Here are some more notes from my recent reading. The following are some key challenges in machine learning which motivate the solutions offered by deep learning.

## Curse of Dimensionality

When a function consists of many variables, then it’s possible the combinatorial set of possibilities (regions) is much larger than the training set. Many ML algorithms rely upon at least a statistically significant number of training points for each possibility (why? see next…) However, this assumption is not always valid for many data sets.

## Assuming Smoothness and Local Constancy

“What is the best forecast for weather tomorrow?” Well, the weather today, but just a bit different.

Basically, function smoothness and local constancy assumes that test points will return results “near to” similar points in the training set. ML algorithms such as k-nearest neighbors and decision trees rely on this assumption.

A key finding has been that a large number of regions can be defined with a much smaller number of examples if dependencies between regions are introduced based on the underlying data generating function.
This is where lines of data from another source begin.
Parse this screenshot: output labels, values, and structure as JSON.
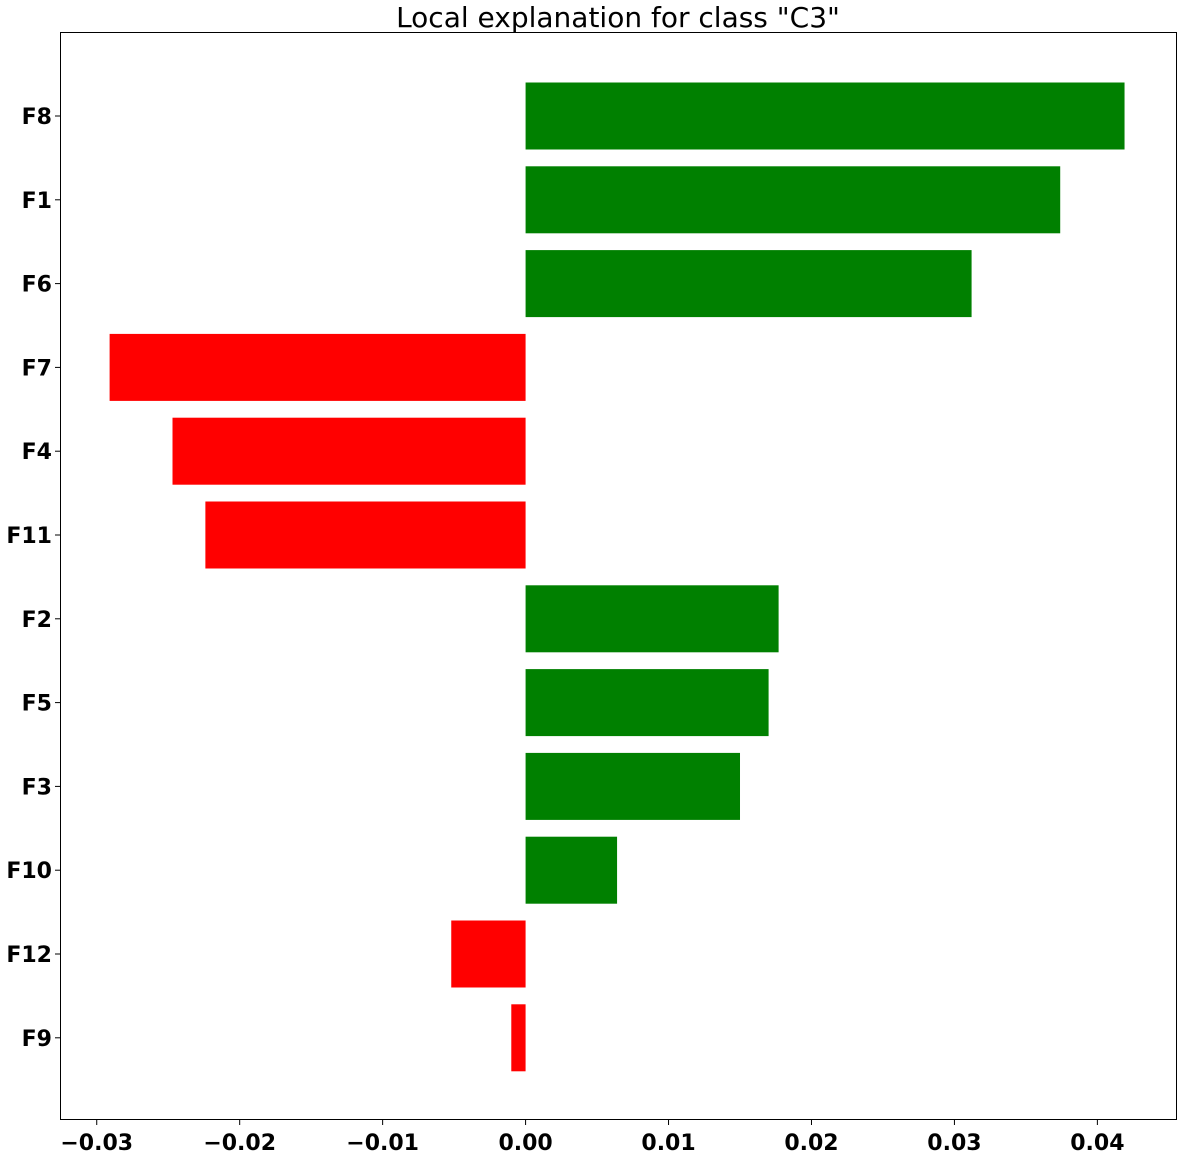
{
  "chart_data": {
    "type": "bar",
    "orientation": "horizontal",
    "title": "Local explanation for class \"C3\"",
    "xlabel": "",
    "ylabel": "",
    "xlim": [
      -0.0325,
      0.0455
    ],
    "grid": false,
    "legend": "none",
    "categories": [
      "F8",
      "F1",
      "F6",
      "F7",
      "F4",
      "F11",
      "F2",
      "F5",
      "F3",
      "F10",
      "F12",
      "F9"
    ],
    "values": [
      0.0419,
      0.0374,
      0.0312,
      -0.0291,
      -0.0247,
      -0.0224,
      0.0177,
      0.017,
      0.015,
      0.0064,
      -0.0052,
      -0.001
    ],
    "x_ticks": [
      {
        "value": -0.03,
        "label": "−0.03"
      },
      {
        "value": -0.02,
        "label": "−0.02"
      },
      {
        "value": -0.01,
        "label": "−0.01"
      },
      {
        "value": 0.0,
        "label": "0.00"
      },
      {
        "value": 0.01,
        "label": "0.01"
      },
      {
        "value": 0.02,
        "label": "0.02"
      },
      {
        "value": 0.03,
        "label": "0.03"
      },
      {
        "value": 0.04,
        "label": "0.04"
      }
    ],
    "colors": {
      "positive": "#008000",
      "negative": "#ff0000"
    }
  }
}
In particular, one assumes the data was generated by a composition of functions, possibly in a hierarchy.

Hmm, so is this why they call it “deep”?

## Manifold Learning

Further reduces the solution space from a combinatorially huge set of possibilities, by observing that most data sets (particularly NLP) have more likely paths between adjoining points. Perhaps like a conditional probability for predicting the next word given the known words (context)?

Treating the most likely paths as a lower-dimension manifold in the higher-dimension solution space allows for much more efficient algorithms and a means to tackle larger and more challenging problems.

From from Chapter 5.11 of Deep Learning by Ian Goodfellow, Yoshua Bengio and Aaron Courville.